Most major airlines and destinations are at the very least starting to open up and book non-humanitarian flights (check sites like SkyScanner & CheapOAir), with departure dates ranging from two weeks to three months’ time, depending on, depending on the destination.

So the question remains: where should you go first? Here are some of Four Jandals’ thoughts on the subject:

Montreal, Quebec, Canada

We’ve already been to Montreal many times before, as that link can surely show you. We really want to go back and enjoy the life in that vibrant city. Here’s a few reasons why:

-International flights will be available in a few weeks.

-Everything except for combat sports, amusement parks (La Ronde closed, too bad), and major events is now open.

-Cuisine, cuisine, and more cuisine. Bagels, smoked meat, poutine, mmmmmmm.

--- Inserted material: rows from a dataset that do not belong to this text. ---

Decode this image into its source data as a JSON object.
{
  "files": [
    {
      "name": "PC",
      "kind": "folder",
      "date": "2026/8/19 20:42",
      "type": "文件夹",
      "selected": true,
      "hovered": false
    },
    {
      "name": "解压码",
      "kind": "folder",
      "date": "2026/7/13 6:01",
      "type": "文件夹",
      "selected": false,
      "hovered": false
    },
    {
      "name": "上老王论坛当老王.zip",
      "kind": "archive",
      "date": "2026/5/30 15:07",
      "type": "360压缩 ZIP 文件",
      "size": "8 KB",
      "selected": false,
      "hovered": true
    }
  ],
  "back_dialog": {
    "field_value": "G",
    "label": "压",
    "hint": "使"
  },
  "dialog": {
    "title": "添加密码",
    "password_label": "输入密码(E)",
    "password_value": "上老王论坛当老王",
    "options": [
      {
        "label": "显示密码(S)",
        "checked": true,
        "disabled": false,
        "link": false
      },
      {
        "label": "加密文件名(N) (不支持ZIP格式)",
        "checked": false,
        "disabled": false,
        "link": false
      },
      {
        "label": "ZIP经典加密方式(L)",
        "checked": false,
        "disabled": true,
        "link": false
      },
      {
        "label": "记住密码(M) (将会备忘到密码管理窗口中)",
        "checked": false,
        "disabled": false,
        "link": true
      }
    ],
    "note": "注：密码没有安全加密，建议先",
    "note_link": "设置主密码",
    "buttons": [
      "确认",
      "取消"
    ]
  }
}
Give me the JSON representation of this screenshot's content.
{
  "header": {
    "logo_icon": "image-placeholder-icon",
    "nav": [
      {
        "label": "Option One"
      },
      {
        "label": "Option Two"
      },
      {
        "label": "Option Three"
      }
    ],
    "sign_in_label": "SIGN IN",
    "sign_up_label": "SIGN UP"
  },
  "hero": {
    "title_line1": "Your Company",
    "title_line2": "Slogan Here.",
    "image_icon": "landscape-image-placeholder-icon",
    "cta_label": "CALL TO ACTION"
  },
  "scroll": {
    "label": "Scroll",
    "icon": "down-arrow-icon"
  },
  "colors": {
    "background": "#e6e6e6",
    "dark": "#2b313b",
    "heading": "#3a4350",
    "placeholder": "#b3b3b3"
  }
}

-Montreal for all it’s panache is surprisingly cheap if you know how to avoid the tourist traps.

Punta Cana, Dominican Republic

Why Punta Cana? Great all-inclusives. This option is really good for people who just want to kick back and relax and not necessarily even move that much, which is something maybe we all want at one time or another.

Several days of beaches, buffets, luxury accomodations and absolutely no schedule. And nobody else does it quite like they do it in Punta Cana!

Mexico City, Mexico

Mexico City gets a lot of tourism, but for some reason it’s always been greatly overlooked as tourist destination, all the same. This is a shame, because this city has a whole lot to offer.

First off, it’s a world-class culinary destination. You can get food from all over Mexico and all over the world here, from chapulines on the street corner to tacos to seafood Veracruz style to asados to Michelin star restaurants, Mexico City will never fail to disappoint a foodie!

Besides this, together with NYC and London, Mexico City features some of the world’s best and most prestigious museums. One could literally spend months on end here and still not see everything the museums have to offer.

Add to this great live music and nightlife in general, and a generally great climate (it’s rarely below 10 degrees or above 30 degrees centigrade over there), and most importantly, seriously awesome people. Everybody should check this city out at least once.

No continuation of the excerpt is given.